Lorsque Véronique Saine, la propriétaire de la boutique Billie, a ouvert ses portes il y a 14 ans sur l’avenue Laurier Ouest, elle ne se doutait pas qu’un jour elle s’associerait avec son amie d’enfance, Ariane, pour ouvrir une nouvelle boutique pour enfants. Pourtant, ç’a été le cas!

Véronique Saine est née dans une famille d’entrepreneurs, alors qu’Ariane Lescop est issue du monde de l’éducation.

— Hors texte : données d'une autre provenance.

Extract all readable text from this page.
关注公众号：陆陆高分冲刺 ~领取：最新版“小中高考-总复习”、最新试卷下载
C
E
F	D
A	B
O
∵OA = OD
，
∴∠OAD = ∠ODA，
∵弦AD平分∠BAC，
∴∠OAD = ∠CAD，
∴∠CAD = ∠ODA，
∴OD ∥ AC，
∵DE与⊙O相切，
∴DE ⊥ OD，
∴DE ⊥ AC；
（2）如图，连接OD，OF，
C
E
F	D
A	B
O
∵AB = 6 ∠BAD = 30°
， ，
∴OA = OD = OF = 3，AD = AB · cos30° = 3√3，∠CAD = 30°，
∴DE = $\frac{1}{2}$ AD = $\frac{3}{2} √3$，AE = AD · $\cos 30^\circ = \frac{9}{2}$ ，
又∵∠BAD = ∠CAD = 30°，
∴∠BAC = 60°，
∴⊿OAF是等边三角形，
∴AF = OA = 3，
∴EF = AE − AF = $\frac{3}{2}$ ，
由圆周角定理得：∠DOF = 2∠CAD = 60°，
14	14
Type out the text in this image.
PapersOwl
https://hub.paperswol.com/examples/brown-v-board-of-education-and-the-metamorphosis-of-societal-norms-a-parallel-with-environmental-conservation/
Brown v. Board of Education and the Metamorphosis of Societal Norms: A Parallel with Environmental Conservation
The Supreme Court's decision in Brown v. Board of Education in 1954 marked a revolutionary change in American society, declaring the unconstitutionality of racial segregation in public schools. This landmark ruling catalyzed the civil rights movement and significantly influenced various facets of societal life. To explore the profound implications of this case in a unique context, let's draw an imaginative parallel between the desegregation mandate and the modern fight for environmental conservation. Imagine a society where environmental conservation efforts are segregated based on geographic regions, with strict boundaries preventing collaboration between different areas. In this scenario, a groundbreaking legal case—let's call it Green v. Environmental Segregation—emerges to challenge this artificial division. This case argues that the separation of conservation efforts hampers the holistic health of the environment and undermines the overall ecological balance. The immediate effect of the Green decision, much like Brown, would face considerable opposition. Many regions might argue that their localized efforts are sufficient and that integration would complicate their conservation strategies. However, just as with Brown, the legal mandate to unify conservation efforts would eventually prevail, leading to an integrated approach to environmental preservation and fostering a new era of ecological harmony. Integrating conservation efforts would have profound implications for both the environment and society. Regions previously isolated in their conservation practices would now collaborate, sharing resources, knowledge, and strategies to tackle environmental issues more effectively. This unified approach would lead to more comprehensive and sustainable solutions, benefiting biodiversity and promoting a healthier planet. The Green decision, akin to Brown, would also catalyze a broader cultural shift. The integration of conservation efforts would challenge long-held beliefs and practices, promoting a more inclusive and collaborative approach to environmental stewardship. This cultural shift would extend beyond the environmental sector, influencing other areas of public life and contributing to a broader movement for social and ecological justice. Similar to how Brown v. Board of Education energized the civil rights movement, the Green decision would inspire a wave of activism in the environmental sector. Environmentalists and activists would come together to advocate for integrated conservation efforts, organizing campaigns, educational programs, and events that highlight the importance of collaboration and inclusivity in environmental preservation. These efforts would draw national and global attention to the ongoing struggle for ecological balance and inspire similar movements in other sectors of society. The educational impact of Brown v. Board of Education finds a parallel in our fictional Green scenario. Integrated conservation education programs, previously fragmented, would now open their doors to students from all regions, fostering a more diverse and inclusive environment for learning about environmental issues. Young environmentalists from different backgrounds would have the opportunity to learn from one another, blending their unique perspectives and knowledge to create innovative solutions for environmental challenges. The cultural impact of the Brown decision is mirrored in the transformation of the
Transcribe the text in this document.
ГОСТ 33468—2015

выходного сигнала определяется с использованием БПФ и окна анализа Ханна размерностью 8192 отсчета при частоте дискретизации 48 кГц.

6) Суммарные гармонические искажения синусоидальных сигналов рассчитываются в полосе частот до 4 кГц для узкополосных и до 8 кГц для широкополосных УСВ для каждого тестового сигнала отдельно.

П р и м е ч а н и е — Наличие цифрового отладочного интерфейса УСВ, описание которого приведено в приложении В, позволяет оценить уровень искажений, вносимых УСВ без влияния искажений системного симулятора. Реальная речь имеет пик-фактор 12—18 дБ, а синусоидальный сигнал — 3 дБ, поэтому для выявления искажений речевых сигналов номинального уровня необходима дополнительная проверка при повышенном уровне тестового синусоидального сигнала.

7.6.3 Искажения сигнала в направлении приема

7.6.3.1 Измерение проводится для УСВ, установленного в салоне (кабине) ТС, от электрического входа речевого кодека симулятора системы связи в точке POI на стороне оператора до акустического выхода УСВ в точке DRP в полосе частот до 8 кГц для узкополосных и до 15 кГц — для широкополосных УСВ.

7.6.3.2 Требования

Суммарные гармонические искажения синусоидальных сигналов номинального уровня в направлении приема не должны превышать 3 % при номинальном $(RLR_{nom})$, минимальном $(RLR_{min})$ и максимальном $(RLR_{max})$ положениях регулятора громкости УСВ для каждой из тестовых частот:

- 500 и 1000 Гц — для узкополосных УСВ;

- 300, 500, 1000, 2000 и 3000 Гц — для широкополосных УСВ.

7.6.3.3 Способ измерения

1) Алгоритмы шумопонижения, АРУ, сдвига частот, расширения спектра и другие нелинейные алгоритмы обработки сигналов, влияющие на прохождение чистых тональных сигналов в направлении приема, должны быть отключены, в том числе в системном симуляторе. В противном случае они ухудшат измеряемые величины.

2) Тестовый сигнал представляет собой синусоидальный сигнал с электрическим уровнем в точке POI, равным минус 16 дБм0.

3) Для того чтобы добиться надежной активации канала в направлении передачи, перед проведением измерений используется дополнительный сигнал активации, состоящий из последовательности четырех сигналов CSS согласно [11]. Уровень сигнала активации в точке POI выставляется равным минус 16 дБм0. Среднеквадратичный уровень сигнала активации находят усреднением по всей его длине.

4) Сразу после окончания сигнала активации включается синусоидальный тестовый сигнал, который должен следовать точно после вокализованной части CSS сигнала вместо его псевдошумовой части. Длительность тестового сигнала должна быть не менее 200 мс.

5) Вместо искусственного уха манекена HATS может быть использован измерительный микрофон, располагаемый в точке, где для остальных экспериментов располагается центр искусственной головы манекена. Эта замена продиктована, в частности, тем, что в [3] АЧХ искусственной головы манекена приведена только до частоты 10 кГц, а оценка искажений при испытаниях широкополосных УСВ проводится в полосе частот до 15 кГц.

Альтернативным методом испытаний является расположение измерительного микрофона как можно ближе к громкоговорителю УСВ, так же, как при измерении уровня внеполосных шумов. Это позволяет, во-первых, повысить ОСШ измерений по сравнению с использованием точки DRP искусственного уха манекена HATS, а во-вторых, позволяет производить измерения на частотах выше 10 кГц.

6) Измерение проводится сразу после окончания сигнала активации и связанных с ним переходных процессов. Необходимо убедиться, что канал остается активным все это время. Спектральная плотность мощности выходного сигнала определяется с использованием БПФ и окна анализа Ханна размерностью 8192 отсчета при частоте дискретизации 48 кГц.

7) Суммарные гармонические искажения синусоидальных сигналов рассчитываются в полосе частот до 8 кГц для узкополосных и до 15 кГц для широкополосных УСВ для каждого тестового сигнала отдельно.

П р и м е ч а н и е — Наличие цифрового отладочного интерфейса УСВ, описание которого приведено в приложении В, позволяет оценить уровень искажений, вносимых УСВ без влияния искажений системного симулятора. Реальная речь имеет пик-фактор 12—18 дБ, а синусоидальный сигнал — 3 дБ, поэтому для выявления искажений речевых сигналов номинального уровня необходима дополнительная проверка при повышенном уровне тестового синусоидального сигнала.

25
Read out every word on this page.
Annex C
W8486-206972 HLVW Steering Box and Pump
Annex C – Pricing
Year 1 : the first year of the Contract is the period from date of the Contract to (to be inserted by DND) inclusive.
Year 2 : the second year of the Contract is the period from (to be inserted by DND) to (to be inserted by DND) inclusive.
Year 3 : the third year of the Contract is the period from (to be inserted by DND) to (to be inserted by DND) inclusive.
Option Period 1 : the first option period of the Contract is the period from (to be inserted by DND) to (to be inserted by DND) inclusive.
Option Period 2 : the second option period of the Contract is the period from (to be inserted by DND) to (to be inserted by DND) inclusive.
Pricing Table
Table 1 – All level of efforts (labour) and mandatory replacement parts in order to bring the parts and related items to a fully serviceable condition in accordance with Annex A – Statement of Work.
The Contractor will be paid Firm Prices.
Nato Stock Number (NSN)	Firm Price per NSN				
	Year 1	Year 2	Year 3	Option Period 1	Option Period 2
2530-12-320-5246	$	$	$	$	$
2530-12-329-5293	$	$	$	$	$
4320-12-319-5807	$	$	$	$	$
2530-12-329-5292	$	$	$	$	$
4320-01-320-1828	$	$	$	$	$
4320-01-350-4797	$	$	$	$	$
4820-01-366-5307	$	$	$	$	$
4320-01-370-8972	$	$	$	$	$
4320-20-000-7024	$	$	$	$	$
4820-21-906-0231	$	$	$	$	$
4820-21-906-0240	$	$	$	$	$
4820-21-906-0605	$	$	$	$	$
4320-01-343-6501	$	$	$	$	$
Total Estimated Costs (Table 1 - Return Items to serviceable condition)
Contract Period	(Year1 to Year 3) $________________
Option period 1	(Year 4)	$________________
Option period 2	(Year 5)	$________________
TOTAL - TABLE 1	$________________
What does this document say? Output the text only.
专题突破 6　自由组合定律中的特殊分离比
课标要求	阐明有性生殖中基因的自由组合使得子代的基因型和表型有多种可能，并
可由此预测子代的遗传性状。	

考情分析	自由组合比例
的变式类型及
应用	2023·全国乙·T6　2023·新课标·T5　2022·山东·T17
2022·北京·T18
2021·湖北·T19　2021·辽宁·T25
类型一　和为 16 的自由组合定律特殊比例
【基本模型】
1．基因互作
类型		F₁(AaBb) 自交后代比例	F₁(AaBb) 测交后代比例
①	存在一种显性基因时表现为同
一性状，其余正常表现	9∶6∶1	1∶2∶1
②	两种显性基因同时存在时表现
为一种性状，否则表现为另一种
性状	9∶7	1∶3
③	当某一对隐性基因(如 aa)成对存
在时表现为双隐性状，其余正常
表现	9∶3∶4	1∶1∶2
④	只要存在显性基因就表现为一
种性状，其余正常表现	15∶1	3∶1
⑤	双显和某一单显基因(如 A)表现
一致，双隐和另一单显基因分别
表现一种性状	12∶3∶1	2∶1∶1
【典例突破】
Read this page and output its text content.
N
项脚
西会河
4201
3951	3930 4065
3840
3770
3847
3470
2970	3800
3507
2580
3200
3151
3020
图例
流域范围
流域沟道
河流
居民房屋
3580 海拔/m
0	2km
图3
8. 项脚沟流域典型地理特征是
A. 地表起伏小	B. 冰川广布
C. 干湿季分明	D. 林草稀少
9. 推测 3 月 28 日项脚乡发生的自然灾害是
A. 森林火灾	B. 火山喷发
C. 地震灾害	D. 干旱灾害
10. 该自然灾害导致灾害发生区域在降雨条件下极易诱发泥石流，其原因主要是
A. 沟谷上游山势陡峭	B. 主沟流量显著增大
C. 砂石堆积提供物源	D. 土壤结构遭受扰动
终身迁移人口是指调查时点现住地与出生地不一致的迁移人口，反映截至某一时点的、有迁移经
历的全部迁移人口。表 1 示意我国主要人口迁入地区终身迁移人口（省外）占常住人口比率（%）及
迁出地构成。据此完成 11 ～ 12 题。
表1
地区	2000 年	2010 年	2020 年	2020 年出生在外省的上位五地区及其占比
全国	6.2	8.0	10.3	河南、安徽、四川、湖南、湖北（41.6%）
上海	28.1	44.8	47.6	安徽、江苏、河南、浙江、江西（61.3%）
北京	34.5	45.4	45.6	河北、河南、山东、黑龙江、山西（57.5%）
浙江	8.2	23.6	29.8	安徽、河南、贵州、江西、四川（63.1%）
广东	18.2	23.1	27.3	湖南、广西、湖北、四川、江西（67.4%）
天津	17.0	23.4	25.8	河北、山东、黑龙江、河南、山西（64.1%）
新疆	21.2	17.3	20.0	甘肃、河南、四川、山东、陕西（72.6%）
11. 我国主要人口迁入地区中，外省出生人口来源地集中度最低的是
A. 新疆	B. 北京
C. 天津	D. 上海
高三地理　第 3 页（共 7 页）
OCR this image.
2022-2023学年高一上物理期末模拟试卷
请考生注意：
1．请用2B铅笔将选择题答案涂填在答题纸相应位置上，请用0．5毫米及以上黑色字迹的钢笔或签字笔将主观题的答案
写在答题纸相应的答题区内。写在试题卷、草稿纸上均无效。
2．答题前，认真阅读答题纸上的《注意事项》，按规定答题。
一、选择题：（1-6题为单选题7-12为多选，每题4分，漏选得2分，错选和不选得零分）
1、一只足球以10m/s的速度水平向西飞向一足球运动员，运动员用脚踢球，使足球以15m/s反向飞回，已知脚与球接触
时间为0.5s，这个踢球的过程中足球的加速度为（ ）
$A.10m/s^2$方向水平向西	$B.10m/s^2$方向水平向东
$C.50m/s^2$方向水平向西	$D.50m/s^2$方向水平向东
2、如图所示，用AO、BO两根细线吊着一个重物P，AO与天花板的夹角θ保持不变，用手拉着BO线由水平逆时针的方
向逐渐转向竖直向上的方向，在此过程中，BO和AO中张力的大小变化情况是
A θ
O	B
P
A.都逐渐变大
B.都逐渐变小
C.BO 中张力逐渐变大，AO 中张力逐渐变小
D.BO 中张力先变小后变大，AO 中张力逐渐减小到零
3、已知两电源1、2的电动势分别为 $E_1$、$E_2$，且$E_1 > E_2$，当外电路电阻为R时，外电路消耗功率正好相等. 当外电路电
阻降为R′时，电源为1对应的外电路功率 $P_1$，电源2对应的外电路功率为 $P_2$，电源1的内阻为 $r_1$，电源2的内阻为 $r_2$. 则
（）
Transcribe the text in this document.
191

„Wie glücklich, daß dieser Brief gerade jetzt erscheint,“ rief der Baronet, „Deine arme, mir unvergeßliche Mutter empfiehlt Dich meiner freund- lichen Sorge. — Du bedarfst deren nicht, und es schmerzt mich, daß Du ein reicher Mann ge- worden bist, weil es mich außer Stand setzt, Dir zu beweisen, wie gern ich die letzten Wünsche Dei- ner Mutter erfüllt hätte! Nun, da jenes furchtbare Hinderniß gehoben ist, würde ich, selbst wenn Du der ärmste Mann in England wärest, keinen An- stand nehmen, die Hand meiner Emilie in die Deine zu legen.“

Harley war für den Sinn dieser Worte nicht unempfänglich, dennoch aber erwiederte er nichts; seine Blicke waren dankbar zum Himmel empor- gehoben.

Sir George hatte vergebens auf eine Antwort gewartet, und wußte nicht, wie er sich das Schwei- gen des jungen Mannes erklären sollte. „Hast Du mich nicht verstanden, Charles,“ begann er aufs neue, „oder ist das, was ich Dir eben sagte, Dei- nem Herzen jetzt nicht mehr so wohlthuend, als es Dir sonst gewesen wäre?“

«Véronique et moi, on se voyait environ une fois par mois avec nos enfants dans un cadre amical. Un jour, elle m’a fait part de son idée d’ouvrir une boutique pour enfants. À ce moment, j’étais psychoéducatrice. Je pratiquais depuis environ 10 ans et je commençais à me poser des questions sur mon métier, je n’étais plus sûre de l’aimer», explique Ariane Lescop, copropriétaire de la boutique Billie le kid.

Une occasion à saisir

À l’époque, l’immeuble abritait une ancienne boutique pour enfants: Enfants Deslongchamps. Après 45 ans d’activité, la boutique haut de gamme a fermé ses portes, et c’est alors que Véronique a eu l’idée d’ouvrir son propre magasin pour enfants.

«Lorsque Enfants Deslongchamps a fermé, il n’y avait plus d’endroit spécialisé dans le quartier pour habiller nos enfants. Je me suis dit que ce serait un bon business à reprendre. J’ai donc proposé l’aventure à Ariane», précise Véronique.

«Personnellement, je n’avais aucun antécédent en entrepreneuriat, mes deux parents étaient professeurs et moi, psychoéducatrice. Mais quand Véronique m’a demandé si l’aventure me tentait, j’ai accepté», confie Ariane.

Ensemble, les deux amies ont réfléchi à l’offre qu’elles voulaient amener dans le quartier: des vêtements et des accessoires haut de gamme, mais accessibles, proposés par l’intermédiaire d’une expérience de magasinage personnalisée et d’un service hors pair.

«Billie le kid, c’est un genre de magasin général où les clients peuvent venir avec leurs enfants, et s’ils brisent un article eh bien, ce n’est pas grave.» –Ariane Lescop, copropriétaire de la boutique Bille le kid

En 2016, Billie le kid a vu le jour grâce à l’aboutissement d’une vision entre deux amies, mamans et amoureuses des belles choses.